The impact of EIP-1234
Miners in Proof-of-Work race to solve a mathematical puzzle to earn the right to mine the next block, and the difficulty of this puzzle is adjusted periodically to maintain a constant block time of ~ 15 seconds as the competing computing power on Ethereum fluctuates. Since solving these mathematical puzzles is largely random, the difficulty must be increased when more computing power is competing, as otherwise blocks would on average be mined too fast, increasing the issuance rate in the process. Ethereum will introduce a gradual Ice Age which in summary increases the difficulty regardless, slowly decreasing the block issuance rate. This is to provide a smooth transition as Ethereum progresses on the journey towards Proof-of-Stake.
The Ice Age should have been introduced previously, but was postponed by 5 million blocks (~1.5 years) with EIP1234 — which is also the EIP that reduced block rewards from 5 to 3 ETH. Since then, clients calculate the difficulty based on a fake block number « suggesting the difficulty bomb is adjusting around 5 million blocks later than previously » which represent a 1100 days delay. In practice, the difficulty is derived from 3 parameters:
- The bomb’s ticks, increasing the difficulty at an exponential rate.
- The parent block time difficulty, evolving regarding the bomb’s ticks.
- The leverage, making the network able to re-estimate the difficulty regarding congestion or mining popularity.
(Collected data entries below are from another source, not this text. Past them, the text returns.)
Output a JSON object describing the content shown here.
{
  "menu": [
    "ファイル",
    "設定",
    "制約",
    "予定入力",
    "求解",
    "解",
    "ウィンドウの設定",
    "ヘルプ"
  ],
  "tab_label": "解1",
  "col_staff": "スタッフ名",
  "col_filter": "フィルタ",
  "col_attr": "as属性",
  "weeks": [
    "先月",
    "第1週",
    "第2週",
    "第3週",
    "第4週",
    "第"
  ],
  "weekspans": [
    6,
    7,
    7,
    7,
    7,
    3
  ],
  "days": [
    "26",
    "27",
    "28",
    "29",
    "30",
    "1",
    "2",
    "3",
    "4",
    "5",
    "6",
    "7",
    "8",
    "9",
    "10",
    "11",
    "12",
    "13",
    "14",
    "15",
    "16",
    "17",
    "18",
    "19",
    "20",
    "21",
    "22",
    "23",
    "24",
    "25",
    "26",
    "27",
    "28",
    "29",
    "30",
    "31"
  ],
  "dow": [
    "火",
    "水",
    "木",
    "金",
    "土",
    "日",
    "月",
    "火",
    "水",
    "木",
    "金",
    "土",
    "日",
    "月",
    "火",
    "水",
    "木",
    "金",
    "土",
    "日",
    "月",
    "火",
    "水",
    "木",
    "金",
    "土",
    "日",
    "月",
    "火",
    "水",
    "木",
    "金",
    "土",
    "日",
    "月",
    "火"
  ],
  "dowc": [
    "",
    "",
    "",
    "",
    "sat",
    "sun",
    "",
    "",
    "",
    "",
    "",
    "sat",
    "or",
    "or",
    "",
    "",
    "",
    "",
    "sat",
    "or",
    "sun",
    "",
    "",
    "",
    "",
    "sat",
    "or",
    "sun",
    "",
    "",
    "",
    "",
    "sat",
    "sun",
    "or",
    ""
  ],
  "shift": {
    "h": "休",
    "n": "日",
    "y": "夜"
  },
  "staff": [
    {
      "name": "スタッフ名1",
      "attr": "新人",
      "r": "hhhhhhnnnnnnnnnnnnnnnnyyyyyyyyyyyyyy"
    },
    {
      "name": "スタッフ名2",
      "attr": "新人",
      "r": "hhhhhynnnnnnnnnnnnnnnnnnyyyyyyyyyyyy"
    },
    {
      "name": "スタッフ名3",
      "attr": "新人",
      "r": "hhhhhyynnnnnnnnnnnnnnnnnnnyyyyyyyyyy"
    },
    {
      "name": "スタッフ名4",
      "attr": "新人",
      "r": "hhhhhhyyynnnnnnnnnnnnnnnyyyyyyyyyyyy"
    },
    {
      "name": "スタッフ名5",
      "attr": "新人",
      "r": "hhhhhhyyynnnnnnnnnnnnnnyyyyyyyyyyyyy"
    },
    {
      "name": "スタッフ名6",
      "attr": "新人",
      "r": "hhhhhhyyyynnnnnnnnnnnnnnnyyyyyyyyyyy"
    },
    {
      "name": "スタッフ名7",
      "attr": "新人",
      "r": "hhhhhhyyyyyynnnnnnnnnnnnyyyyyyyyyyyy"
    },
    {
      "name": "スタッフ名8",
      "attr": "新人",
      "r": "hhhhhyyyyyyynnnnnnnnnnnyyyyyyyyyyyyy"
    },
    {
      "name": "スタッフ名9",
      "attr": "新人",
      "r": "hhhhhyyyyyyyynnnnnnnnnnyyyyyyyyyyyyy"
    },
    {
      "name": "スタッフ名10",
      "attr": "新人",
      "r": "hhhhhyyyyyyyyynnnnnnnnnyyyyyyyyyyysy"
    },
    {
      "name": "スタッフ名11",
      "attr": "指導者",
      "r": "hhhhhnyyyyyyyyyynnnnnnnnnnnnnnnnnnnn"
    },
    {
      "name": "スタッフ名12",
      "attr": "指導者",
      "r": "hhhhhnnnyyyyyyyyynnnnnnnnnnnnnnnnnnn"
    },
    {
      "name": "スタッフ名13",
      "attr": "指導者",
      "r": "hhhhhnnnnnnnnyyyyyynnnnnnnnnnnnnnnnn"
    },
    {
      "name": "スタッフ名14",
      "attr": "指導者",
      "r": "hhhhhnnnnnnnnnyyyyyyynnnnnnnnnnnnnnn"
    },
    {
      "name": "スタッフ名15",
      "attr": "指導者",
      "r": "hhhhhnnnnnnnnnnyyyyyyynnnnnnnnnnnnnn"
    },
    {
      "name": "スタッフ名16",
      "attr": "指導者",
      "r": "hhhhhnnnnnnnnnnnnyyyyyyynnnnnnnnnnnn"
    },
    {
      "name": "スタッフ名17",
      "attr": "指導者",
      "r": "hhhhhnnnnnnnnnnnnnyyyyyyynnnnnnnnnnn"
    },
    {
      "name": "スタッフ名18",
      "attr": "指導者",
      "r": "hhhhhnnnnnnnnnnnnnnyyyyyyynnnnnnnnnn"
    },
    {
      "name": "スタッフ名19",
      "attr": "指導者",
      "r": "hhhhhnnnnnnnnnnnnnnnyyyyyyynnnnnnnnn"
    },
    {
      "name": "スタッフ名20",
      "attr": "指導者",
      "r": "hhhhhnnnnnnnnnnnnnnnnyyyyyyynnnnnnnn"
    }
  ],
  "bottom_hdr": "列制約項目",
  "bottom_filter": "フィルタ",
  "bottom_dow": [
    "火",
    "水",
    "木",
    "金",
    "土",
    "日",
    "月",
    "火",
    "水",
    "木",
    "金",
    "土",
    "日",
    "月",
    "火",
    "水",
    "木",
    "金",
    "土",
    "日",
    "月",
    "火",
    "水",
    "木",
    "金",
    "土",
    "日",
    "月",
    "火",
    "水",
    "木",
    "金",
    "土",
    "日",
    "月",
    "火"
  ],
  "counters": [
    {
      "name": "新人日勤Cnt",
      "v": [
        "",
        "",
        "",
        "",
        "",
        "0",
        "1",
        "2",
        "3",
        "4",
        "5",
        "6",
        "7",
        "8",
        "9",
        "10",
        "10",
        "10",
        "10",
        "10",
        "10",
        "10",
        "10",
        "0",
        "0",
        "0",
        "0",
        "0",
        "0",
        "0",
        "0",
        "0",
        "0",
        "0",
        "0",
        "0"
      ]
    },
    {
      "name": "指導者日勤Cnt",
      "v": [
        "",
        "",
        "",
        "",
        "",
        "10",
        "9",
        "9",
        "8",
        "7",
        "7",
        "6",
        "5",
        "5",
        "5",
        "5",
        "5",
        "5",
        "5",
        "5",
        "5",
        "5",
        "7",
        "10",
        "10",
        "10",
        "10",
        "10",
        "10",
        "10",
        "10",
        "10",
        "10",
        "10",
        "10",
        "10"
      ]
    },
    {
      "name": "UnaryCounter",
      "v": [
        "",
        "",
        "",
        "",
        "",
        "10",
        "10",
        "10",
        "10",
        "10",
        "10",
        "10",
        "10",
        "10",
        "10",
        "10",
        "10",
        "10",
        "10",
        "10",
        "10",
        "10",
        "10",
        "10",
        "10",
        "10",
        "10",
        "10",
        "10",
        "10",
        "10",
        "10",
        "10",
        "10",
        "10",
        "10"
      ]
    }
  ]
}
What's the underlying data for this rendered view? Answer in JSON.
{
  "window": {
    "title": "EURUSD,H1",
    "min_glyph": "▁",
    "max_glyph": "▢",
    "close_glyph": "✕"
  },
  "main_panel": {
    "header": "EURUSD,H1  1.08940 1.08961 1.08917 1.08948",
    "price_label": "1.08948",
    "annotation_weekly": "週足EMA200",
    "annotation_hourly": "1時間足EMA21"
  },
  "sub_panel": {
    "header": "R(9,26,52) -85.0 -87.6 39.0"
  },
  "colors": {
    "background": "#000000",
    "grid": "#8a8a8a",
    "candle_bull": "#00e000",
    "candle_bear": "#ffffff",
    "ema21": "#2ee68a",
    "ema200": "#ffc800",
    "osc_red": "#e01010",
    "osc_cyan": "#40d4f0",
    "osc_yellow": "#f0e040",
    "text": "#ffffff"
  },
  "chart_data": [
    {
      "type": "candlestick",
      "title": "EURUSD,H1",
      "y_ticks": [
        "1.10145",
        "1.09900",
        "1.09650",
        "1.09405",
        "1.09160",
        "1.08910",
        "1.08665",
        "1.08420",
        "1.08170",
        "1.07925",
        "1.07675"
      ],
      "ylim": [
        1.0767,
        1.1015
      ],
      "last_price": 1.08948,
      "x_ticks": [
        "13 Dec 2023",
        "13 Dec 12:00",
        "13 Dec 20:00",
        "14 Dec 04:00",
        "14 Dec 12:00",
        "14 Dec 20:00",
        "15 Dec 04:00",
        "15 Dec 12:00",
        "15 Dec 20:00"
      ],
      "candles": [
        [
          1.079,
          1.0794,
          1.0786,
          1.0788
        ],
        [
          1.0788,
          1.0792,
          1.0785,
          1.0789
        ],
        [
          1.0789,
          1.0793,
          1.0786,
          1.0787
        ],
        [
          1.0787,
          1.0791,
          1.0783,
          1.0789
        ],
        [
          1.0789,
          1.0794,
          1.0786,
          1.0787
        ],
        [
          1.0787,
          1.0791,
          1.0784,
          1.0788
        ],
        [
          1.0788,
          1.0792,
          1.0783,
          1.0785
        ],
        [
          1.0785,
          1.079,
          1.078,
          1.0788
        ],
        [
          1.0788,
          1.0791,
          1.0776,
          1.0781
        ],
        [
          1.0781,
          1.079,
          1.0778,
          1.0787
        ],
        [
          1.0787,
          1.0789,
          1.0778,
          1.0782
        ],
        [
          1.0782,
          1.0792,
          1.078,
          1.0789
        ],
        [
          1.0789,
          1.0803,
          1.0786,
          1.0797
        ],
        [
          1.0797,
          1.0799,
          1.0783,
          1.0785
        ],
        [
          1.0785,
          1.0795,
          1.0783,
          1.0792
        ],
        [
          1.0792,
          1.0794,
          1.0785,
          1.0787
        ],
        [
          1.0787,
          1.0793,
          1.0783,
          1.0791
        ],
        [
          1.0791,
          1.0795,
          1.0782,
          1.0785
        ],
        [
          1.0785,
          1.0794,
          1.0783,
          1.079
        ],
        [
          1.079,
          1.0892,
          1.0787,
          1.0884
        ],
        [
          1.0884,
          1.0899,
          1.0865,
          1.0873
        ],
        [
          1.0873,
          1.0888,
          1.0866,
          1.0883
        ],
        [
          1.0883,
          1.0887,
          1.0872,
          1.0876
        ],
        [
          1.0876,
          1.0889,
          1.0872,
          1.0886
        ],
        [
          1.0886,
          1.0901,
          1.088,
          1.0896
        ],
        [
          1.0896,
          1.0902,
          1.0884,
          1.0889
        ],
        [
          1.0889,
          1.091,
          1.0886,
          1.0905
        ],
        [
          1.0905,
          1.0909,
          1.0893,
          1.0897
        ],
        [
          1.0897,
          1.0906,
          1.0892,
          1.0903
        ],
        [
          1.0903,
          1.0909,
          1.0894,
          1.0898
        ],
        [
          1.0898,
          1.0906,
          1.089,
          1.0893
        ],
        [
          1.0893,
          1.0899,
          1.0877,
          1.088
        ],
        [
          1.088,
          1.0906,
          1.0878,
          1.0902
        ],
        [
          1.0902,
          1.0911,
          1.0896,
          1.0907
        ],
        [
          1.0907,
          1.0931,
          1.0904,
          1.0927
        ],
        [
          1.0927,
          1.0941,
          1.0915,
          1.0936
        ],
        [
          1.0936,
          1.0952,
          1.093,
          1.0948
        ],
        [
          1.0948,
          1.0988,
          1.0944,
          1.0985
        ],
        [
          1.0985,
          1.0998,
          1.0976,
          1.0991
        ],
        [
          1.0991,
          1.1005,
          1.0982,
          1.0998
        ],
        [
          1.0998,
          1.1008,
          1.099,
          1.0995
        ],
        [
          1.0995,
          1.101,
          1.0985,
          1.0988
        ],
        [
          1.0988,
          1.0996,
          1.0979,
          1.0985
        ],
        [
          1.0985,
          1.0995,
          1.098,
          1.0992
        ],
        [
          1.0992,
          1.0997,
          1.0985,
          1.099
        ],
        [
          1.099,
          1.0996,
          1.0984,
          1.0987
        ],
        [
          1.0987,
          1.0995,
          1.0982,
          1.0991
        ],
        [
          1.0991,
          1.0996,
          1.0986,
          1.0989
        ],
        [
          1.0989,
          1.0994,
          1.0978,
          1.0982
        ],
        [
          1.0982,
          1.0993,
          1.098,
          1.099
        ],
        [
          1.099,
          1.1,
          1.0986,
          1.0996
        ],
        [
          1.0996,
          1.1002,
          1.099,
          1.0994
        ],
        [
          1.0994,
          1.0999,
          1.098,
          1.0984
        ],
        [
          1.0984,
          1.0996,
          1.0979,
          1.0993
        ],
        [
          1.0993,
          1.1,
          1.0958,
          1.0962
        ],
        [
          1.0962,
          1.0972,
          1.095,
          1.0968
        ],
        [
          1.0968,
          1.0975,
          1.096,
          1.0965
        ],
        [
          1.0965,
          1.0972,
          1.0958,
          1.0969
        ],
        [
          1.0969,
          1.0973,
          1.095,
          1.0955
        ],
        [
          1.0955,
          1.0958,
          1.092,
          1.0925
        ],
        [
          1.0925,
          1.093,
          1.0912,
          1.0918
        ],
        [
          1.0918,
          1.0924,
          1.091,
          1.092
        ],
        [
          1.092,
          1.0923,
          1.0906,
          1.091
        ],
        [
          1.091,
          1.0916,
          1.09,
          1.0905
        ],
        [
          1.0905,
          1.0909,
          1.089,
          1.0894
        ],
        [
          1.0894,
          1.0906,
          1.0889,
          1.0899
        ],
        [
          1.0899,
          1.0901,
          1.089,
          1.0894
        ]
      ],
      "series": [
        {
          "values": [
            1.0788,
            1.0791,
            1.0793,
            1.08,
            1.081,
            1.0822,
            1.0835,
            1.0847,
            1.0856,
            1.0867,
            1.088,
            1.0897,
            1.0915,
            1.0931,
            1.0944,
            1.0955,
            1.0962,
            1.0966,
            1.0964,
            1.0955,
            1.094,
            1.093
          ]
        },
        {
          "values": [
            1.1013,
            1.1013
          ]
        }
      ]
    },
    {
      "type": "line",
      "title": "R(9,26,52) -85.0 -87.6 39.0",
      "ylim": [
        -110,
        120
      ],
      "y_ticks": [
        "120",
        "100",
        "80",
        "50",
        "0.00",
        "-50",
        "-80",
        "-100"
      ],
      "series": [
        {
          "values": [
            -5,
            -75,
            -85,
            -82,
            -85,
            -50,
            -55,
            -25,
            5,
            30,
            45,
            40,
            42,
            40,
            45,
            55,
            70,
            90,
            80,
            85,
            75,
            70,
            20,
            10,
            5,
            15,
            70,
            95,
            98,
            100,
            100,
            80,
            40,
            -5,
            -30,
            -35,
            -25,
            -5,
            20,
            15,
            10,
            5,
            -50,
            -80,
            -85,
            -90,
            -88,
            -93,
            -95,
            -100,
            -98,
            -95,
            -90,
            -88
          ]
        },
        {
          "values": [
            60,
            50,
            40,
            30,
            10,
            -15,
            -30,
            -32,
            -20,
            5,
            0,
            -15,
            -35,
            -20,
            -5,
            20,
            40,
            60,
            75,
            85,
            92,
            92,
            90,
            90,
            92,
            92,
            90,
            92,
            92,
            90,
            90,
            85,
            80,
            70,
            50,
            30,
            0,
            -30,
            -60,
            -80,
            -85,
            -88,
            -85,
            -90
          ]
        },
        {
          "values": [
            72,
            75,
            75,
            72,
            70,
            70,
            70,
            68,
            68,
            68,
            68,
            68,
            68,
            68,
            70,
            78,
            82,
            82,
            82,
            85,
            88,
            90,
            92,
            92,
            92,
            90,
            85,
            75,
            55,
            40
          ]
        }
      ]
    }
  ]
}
« current_block_difficulty = int(2**((fake_block_number // 100000) — 2)) + parent_block_difficulty + (parent_block_difficulty // 2048) * max(1 — (block_time// 10), -99) »
The timestamps and the difficulty represent the most sensitives inputs, and taking the previous block’s value is not precise enough. To reach acceptable accuracy, we concluded that a 2,000-block average was the network safeguard snapshot (as the last 100-block stats are not the absolute law, it is the bigger range which is not impacting more than 1% the global growth of the block difficulty).
Technical Design
An average of both block difficulty and block time from the past x blocks is used to calculate the latest estimate. The more consistent / accurate this average is, the stronger the overall estimate. These block difficulty / time averages can either be created on the fly (e.g. past 100 blocks) or generated before and stored as static data in the component. We have discussed the merits of both options, and decided to go with generating the averages using the past 2,000 blocks and storing it as a static result in the component. This is because generating the average for more than about the last 100 blocks begins to create browser lag (the average is generated at page load on the client-side). Obviously, one solution would be to generate the averages on the backend. However, we decided that, for now, using the last 2,000 blocks (< ~1% change in exponential growth of block difficulty) would provide a sufficient estimate — and yield far more accuracy than creating the averages from 100 blocks, even though this estimate would be on the fly (100 most recent blocks vs older static data for 2,000 blocks).
I would like to thank Julien Bouteloup and Leopold Joy for their valuable feedback.